Degrees of improvement

So, I have decided to teach myself to do woodcuts.  I love carving on rubber, but there are some size and cost limitations involved.  There is also that thing where I think about something until I have to prove to myself that I can do it.

I have already been playing with block printing ink and prints using rubber.  It wasn’t terribly difficult to figure out how to do.  The perfectionist in me does get frustrated that every print is different than the last though.  Each one has a place where the ink is a little thin or a spot had too much and a detail fills in.  I guess I am supposed to embrace those as the nature of a hand pulled print.  If I wanted perfection, I suppose I should skip the carving and just print off the image I prepared for the print.  There is a reason that carved images look so much nicer.  It’s that little piece of humanity that the carver leaves behind.

Anyway, I wasn’t too particular about picking my first image to carve since I didn’t know if it was going to work at all.  I chose a sunflower and transferred it onto a block of generic craft wood from the craft store with pencil.

I started hacking away.  It truly was hacking, but it wasn’t terribly difficult.  I was getting annoyed because the edges weren’t as crisp as I wanted and once in awhile I pulled out a splinter of wood where I didn’t want to.  Then, it dawned on me that I could try sharpening the tools.  It wasn’t hard carving so I didn’t think they were dull.  After a bit of sharpening of my wood gouges, I had a eureka moment.  Crisp edges!  Easy carving!  My tools were dull afterall.  To tell you the truth it took me less time to carve on the wood than OZ or speedball block.  It was nice that I wasn’t working with the tiny details that I usually do.  It took far less time.

Here are my results:


Now, I realize that this isn’t a spectacular image or carve, but it isn’t too shabby for my first attempt!  We can only go upward from here.

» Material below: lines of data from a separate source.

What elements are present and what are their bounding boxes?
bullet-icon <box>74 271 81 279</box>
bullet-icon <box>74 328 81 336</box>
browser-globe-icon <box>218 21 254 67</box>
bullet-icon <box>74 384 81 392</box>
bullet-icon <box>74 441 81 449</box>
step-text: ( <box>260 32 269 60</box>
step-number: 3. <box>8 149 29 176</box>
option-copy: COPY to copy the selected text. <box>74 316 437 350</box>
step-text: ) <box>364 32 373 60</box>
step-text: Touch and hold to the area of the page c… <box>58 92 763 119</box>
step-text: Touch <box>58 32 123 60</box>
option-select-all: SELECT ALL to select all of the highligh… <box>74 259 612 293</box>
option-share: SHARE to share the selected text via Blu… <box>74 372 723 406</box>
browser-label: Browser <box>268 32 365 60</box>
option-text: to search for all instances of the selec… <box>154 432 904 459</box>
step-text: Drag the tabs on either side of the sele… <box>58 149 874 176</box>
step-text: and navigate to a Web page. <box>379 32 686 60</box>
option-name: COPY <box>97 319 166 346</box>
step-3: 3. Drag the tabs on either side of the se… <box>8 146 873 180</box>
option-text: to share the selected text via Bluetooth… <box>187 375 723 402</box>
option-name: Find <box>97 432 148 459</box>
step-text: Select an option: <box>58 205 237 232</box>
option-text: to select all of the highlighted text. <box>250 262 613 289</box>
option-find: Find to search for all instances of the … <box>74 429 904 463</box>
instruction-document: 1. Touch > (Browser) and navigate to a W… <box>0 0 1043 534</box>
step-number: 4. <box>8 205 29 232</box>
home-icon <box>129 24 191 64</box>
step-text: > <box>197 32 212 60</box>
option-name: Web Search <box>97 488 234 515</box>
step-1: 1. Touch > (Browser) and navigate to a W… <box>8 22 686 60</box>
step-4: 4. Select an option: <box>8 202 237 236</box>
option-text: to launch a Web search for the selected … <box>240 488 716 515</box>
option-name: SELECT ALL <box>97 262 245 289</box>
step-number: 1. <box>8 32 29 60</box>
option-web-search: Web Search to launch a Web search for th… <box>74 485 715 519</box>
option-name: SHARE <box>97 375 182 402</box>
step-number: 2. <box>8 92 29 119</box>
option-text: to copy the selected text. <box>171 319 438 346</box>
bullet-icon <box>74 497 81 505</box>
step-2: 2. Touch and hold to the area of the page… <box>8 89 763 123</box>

I wanted to carve some more woodcuts, but I figured that I should see if I could pull some prints from my first carve first.  I used my brayer and some speedball ink and applied it to the wood.  I placed some paper on and started rubbing.  I applied the ink very thin, like I have to with rubber.  It was a crushing disappointment.  So, in my frustration,  I slathered it on thicker and tried again.  I wasn’t expecting much.  Holy cow!  It worked!  Since it was a half-hearted attempt, it wasn’t perfect, but it worked.  I added some stray ink in the edges like you see in a lot of traditional woodcuts (like in the top right corner).  I am not sure how I feel about that yet.

Now, I have to carve something else.  I know the next one will be better because I will chose the image with more care and start with a nice sharp gouge.  The ink will be applied nice and thick and I will rub and rub to make sure that there is good contact with the paper.  I can’t wait.